There are 1.25 million vehicle accidents globally each year. One day we may ask: ‘Why did we ever let the humans control cars?

Michael Hobbs

Managing Director of Accenture Digital

8. Redefining our relationship with technology

In recent years, the human race has interacted with technology on an unparalleled scale. As our dependency on tech grows, is our relationship being redefined? Michael Hobbs, Managing Director of Accenture Digital, believes so, arguing that the human race is beginning to trust technology more – particularly artificial intelligence. He said the safety aspect of tech will lead to a change in thought: “There are 1.25 million vehicle accidents globally each year. One day we may ask: ‘Why did we ever let the humans control cars?’.”

9. Regulation beyond banks

In what was a recurring theme throughout the day, key speakers advised businesses to prepare for upcoming changes in social media. As a fluid form of communication, MongoDB CEO Dev Ittycheria predicted a rise in regulation in the market. Ittycheria said: “In the past, money laundering was quite easy to do, until governments said: ‘The banks have to take some responsibility for this’. I believe this will happen with social media: the onus will be on platforms to regulate or face heavy penalties.” Christopher Greany, Barclays Head of Group Investigations, also saw internet service providers potentially facing further regulation: “Internet service providers have a role in protecting society. So do banks, but we’re heavily regulated and ISPs aren’t, and that may need to change.”

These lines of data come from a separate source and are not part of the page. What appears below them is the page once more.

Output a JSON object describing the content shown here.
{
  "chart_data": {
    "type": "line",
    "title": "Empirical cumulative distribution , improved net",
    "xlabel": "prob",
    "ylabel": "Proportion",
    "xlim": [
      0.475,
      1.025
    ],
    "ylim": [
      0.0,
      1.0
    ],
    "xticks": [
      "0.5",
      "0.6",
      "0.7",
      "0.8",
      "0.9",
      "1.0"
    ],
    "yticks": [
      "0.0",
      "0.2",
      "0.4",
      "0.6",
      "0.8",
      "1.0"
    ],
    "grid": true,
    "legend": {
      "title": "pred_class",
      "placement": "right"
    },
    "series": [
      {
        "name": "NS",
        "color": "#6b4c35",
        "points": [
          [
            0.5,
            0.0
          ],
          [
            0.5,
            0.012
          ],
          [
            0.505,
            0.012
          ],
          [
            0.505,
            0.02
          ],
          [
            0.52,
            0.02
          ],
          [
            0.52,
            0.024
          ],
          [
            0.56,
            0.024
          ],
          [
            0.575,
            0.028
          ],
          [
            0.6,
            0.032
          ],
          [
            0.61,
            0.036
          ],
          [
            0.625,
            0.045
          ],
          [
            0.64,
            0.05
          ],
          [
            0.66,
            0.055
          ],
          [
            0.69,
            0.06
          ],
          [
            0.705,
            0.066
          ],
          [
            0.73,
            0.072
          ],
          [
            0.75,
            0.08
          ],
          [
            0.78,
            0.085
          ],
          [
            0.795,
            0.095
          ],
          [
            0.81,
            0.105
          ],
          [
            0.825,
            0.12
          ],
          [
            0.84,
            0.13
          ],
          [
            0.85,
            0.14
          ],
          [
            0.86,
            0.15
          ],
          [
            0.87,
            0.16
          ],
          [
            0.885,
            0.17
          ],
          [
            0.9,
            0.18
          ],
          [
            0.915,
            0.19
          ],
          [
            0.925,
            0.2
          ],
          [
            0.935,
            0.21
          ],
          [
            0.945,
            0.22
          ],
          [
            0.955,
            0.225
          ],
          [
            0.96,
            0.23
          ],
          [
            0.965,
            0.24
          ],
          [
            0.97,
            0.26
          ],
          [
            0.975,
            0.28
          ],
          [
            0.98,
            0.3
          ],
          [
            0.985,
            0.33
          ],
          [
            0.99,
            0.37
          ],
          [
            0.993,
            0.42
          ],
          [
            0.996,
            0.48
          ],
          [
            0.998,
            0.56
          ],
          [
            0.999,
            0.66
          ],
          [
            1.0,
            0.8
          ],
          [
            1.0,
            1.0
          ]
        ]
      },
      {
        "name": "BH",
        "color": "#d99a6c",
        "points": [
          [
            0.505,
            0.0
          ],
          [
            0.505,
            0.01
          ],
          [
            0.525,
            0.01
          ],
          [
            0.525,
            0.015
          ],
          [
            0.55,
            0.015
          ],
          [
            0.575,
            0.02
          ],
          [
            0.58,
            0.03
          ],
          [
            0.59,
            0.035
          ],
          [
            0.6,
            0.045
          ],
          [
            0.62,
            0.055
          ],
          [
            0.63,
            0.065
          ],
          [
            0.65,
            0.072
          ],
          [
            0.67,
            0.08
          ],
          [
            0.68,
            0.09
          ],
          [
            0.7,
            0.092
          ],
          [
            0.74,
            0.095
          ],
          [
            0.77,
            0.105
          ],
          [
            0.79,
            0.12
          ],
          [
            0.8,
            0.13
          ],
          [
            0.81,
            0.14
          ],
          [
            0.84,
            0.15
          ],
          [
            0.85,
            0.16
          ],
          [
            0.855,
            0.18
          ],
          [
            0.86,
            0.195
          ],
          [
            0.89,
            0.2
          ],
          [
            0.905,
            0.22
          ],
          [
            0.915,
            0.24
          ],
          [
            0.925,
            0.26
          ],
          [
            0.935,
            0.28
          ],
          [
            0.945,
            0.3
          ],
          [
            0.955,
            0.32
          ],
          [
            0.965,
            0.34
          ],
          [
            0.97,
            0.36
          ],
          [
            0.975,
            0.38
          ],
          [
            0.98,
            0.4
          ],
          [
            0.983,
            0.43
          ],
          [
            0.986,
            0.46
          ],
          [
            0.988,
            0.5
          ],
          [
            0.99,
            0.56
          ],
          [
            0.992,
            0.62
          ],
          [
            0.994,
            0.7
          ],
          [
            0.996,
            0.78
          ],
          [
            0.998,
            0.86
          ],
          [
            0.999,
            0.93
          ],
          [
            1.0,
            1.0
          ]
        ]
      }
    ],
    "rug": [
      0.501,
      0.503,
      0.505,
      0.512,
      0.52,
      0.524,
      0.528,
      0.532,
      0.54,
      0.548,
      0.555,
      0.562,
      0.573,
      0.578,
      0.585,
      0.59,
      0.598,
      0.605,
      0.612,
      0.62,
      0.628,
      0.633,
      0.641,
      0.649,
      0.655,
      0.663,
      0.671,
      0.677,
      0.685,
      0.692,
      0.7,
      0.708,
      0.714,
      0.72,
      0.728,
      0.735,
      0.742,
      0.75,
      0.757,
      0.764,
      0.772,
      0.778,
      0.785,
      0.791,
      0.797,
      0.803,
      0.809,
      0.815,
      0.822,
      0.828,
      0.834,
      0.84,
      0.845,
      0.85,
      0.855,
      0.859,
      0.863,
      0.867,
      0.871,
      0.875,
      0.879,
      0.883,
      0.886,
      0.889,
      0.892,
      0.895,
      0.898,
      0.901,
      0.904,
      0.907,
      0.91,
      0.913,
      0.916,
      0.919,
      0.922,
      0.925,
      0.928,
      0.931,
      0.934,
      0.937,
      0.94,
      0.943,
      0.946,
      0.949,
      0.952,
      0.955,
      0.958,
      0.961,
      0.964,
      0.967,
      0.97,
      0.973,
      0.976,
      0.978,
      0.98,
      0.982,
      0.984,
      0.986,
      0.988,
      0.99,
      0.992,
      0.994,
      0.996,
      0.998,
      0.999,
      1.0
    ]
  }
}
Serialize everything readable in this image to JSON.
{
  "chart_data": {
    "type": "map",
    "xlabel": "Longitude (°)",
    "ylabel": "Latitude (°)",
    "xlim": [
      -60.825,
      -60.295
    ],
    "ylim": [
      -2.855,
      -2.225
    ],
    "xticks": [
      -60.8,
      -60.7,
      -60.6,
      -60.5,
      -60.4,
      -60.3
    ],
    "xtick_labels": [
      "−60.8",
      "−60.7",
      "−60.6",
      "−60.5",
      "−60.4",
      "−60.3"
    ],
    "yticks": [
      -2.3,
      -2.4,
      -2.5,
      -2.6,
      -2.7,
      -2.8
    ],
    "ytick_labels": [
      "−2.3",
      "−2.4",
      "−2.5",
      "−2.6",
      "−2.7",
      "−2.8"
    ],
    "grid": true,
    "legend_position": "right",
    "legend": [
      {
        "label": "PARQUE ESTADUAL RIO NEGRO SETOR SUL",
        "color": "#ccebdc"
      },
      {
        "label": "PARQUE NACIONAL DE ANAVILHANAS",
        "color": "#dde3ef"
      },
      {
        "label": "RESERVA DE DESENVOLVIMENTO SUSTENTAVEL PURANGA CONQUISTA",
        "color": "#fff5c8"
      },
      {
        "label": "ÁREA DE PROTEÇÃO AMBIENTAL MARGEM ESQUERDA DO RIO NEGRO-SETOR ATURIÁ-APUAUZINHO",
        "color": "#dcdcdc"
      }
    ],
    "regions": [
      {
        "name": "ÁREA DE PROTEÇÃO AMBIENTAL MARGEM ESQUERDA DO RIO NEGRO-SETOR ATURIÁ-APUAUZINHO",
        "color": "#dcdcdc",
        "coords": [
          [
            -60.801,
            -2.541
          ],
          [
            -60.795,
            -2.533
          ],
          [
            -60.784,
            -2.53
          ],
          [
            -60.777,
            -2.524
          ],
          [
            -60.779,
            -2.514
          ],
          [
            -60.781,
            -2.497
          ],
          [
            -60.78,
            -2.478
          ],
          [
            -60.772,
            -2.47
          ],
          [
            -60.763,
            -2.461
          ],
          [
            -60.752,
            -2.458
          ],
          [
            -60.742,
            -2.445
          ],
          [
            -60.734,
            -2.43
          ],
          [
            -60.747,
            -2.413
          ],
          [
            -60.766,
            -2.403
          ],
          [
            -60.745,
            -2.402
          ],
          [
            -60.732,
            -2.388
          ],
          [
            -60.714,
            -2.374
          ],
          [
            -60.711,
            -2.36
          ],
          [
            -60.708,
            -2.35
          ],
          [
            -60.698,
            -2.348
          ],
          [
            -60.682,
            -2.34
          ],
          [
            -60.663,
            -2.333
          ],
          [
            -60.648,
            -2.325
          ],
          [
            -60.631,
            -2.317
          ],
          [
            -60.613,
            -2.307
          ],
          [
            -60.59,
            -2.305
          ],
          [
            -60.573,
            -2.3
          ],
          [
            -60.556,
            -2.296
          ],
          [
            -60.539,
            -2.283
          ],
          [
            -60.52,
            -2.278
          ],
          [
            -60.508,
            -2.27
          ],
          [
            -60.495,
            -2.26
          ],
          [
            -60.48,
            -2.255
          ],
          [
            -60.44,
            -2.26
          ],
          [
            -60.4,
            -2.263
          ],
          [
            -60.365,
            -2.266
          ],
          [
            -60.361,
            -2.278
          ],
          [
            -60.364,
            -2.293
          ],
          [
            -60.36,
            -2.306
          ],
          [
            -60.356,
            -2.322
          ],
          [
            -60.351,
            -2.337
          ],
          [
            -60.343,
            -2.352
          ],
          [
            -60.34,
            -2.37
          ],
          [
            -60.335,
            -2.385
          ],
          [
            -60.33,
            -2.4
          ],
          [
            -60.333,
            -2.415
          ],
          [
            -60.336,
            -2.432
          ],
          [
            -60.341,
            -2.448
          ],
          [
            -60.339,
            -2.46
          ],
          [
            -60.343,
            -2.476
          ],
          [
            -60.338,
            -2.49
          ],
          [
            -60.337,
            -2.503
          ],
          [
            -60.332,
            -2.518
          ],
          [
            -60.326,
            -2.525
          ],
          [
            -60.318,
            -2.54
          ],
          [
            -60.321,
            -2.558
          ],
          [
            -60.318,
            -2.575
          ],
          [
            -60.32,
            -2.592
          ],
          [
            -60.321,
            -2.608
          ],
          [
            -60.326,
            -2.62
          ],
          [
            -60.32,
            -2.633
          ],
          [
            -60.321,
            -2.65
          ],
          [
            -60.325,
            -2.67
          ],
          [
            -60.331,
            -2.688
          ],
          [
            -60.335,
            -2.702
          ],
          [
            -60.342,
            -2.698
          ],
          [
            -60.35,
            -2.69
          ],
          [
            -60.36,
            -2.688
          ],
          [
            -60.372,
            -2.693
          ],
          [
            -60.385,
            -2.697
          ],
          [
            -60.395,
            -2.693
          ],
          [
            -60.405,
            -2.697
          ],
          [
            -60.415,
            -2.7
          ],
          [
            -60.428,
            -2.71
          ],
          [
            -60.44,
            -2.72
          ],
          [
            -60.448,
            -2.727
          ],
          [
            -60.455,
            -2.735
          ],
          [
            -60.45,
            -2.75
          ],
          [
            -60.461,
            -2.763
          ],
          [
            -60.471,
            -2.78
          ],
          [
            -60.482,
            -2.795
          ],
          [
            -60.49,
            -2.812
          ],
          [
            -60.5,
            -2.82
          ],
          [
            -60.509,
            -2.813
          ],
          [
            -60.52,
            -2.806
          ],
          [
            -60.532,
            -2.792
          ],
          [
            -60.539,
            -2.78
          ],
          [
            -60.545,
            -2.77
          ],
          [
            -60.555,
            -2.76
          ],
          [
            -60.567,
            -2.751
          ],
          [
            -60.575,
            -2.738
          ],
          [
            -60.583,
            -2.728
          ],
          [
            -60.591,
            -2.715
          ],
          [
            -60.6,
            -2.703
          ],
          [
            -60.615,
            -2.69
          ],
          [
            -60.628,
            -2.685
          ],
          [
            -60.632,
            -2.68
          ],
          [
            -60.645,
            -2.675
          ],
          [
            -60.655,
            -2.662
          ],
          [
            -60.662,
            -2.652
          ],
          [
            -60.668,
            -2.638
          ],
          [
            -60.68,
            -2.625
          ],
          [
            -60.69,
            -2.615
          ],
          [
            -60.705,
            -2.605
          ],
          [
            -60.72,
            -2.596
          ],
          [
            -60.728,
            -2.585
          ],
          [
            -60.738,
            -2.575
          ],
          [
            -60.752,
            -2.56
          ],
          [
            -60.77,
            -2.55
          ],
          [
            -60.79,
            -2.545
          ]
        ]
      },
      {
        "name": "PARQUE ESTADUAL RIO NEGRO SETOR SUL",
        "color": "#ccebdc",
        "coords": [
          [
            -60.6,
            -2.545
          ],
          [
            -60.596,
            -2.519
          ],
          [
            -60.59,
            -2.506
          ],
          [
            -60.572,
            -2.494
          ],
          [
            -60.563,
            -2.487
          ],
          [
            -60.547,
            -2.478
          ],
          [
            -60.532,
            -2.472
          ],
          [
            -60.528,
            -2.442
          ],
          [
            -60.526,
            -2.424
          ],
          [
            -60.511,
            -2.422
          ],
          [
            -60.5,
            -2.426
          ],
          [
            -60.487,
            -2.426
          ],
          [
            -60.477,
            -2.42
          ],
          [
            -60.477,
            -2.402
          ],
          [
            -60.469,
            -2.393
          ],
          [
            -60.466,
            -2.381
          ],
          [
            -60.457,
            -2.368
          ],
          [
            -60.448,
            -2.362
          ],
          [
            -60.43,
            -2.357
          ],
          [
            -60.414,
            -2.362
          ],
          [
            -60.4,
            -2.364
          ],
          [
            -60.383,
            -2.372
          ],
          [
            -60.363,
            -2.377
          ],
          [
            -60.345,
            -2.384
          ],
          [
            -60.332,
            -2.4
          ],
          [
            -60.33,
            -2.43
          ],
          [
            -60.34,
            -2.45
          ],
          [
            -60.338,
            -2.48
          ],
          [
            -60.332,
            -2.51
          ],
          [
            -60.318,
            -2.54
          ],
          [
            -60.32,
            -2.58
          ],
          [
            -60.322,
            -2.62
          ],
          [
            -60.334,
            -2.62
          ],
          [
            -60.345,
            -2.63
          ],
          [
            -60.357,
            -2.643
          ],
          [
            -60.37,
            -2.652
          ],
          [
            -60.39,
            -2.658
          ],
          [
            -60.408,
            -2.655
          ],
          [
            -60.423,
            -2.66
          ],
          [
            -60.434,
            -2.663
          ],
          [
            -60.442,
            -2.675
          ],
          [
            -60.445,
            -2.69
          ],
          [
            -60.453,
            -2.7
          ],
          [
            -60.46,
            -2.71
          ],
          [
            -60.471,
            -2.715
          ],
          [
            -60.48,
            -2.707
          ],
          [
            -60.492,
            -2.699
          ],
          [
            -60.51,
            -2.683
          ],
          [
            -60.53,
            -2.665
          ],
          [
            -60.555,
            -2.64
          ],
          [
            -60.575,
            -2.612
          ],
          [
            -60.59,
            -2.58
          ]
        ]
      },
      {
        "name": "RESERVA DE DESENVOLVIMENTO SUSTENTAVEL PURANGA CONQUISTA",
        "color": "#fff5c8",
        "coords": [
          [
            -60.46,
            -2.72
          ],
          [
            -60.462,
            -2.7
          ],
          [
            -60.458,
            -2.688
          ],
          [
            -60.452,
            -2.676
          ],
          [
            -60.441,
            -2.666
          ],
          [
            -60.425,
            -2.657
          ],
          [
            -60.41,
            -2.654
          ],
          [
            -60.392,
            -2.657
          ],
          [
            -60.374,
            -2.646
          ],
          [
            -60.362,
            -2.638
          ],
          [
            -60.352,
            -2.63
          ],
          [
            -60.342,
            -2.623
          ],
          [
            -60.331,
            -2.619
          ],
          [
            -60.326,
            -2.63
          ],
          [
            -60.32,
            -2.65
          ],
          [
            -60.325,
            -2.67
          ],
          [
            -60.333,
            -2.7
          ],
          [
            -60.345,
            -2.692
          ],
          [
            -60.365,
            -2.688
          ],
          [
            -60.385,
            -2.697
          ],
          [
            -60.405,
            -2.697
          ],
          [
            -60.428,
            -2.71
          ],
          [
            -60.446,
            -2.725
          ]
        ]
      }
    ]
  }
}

10. Don’t be scared to rethink

Panellists emphasised the importance of the financial industry challenging its own processes. Todd Mcdonald, founder of operating system R3, stressed the dangers of corporations standing still: “Banks and financial institutions are in a lot of trouble if they keep the status quo.” Mcdonald added that there was a need to “rethink” the underlying infrastructure of the financial markets. Jes Staley was certain that any “rethinking” still had to have the customer at the centre of the model: “What is most important to us in innovations such as mobile banking and integrated payments is not the technology, but what it means for our customers and clients. What it enables them to do.”